ABD istihbaratı: Rusya'dan gelen sabotaj tehditlerine karşı savunma şirketlerine uyarı ABD istihbaratı: Rusya'dan gelen sabotaj tehditlerine karşı savunma şirketlerine uyarı

Türkiye ile İran’ın bölge politikaları üzerinde kolay kolay hemfikir olmadığını dile getiren Dr. Sakman, “İki ülkenin rekabeti farklı kulvarda da olsa bölgede hissedilir. Ama Filistin meselesinde İran ve Türkiye’nin davranışsal süreç olmasa da beklenen sonuç açısından görüşü yakın. İslam coğrafyasında bu mesele hakkında hala ses yükselmezken iki ülkenin sesinin yükselmesi gittikçe daha fazla değer kazanıyor.” İfadelerini kullandı.

REİSİ VE ERDOĞAN GÖRÜŞMESİ

Türkiye ve İran’ın birlikte bazı fikir ve kararları dile getirecek olmasının Müslüman coğrafya içinde farklı bir etki yaratabileceğini belirten Dr. Sakman, sözlerini şu şekilde sonlandırdı, “Tabii ki bu eylem sadece bu görüşmenin engellenmesi için yapıldı denemez ama bu görüşmenin engellenmesi, bu eylemin İsrail açısından başarılı sayılabilecek sonuçlarından biridir.
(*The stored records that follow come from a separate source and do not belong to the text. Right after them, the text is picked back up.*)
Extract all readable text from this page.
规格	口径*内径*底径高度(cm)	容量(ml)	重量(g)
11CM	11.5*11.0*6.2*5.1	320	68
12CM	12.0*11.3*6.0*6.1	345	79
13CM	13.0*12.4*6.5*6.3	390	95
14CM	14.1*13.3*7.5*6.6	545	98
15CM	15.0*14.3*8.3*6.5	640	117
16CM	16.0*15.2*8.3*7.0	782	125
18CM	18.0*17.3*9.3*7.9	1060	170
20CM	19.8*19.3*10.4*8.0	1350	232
Bölgenin, güvenliksiz ve istikrarsız hale gelmesinden endişe duyan ve bundan olumsuz olarak etkilenebilecek ülkelerden biri olarak Türkiye’nin, diplomatik kabiliyetini azaltacak eylemler İsrail devleti için önemli değerlendirilir. Bunun için Türkiye’nin sadece yurt içinde değil yurt dışında da güvenlik temelli dikkatini artırması gerekir.”